Pigura itu menampilkan sosok dua orang remaja tanggung perempuan serta seorang remaja laki-laki yang berpose kikuk di sana. Terdapat pula seorang pria yang berusia setidaknya empat kali lipat lebih tua dari tiga anak tadi. Sosok tertua itu memegang seekor ikan besar lengkap dengan kail yang masih tersangkut di mulut ikan itu. Wajah orang itu terlihat sangat puas. Berbanding terbalik dengan 3 orang di sebelahnya yang menatap canggung ke arah kamera.

Lelakinya, yang menyadari jika kekasihnya tengah menatap sendu pada figura tersebut kemudian bertanya dengan nada lembut.

"Kau merindukannya?"

Ia lalu menarik pinggul sang kekasih sehingga tubuhnya berbalik dan menghadap sempurna ke arahnya.
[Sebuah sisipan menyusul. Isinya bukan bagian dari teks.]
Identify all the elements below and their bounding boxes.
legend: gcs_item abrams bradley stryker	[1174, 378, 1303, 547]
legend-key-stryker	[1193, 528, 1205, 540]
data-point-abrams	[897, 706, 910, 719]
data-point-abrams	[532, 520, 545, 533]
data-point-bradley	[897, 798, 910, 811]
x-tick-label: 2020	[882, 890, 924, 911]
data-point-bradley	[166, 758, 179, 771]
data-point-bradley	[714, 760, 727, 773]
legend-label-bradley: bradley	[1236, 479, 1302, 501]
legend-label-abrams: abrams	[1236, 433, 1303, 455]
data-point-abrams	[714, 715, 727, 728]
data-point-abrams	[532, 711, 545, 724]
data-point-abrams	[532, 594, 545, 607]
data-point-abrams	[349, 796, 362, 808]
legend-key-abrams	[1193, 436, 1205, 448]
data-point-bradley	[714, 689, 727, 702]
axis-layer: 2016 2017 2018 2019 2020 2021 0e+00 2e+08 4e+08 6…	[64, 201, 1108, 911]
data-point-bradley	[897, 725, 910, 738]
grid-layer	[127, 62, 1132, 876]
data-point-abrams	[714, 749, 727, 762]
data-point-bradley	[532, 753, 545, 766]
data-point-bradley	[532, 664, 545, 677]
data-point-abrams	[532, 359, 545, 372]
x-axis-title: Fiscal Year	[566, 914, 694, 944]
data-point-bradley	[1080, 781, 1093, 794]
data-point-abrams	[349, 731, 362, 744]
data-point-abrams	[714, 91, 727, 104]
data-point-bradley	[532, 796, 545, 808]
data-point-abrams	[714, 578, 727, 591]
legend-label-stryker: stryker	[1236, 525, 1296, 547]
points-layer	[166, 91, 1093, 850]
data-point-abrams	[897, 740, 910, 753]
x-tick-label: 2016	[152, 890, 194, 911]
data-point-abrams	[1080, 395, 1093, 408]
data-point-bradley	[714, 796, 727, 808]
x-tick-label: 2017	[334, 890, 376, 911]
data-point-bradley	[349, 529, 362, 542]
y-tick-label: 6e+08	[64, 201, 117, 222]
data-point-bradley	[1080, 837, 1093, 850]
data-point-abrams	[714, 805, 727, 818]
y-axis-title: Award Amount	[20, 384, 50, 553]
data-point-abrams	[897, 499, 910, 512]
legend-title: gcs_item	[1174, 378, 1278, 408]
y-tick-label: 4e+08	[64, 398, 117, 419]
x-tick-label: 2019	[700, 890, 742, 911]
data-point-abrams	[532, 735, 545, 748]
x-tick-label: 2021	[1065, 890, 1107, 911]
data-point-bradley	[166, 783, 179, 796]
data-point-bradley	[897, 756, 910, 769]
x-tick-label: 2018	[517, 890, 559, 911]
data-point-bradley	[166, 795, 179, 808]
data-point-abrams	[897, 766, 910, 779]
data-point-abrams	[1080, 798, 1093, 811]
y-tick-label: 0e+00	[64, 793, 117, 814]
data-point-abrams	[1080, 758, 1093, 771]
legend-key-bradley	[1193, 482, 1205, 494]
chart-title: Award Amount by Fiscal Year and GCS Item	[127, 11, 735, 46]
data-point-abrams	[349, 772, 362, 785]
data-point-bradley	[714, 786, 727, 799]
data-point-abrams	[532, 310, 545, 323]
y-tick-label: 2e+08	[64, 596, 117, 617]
"Sangat. Selalu. Sampai kapan pun."

Wanita bersurai kelabu itu menyapu debu yang sedikit mengotori kaca pigura. Benda itu selalu saja kotor meski pun ia tak pernah berhenti membersihkannya. Ia padahal menggunakan alat pembersih khusus yang harus dibelinya secara diam-diam tanpa sepengetahuan kekasihnya. Penjual tersebut bilang jika alat pembersih debu itu sangat berguna dan ampuh membersihkan debu atau pun noda membandel.

Ternyata sama saja. Hanya bualan belaka. Toh piguranya masih tetap kotor.

Lelaki di hadapannya itu tersenyum simpul. Rambut hitam dengan sentuhan blonde tipis yang menghiasi kepalanya itu ia sibakkan, menampilkan jidatnya yang berkeringat sebagai bukti aktivitas fisiknya beberapa menit yang lalu. Ia meletakkan kacamata berframe hitam yang bertengger di matanya dan beralih memegang wajah kekasihnya dengan kedua tangannya.

"Aku yakin kita akan segera bertemu dengannya," ucapnya penuh keyakinan.

Sang Kekasih menggeleng ringan. "Dia pasti akan sangat marah padaku."

"Dia pasti akan mengerti keadaanmu, Sayang." Dikecupnya bibir menggoda kekasihnya. "Dia anak hebat yang mencintaimu."

"Dulu, Sayang," jawab wanita itu pelan.

"Dulu."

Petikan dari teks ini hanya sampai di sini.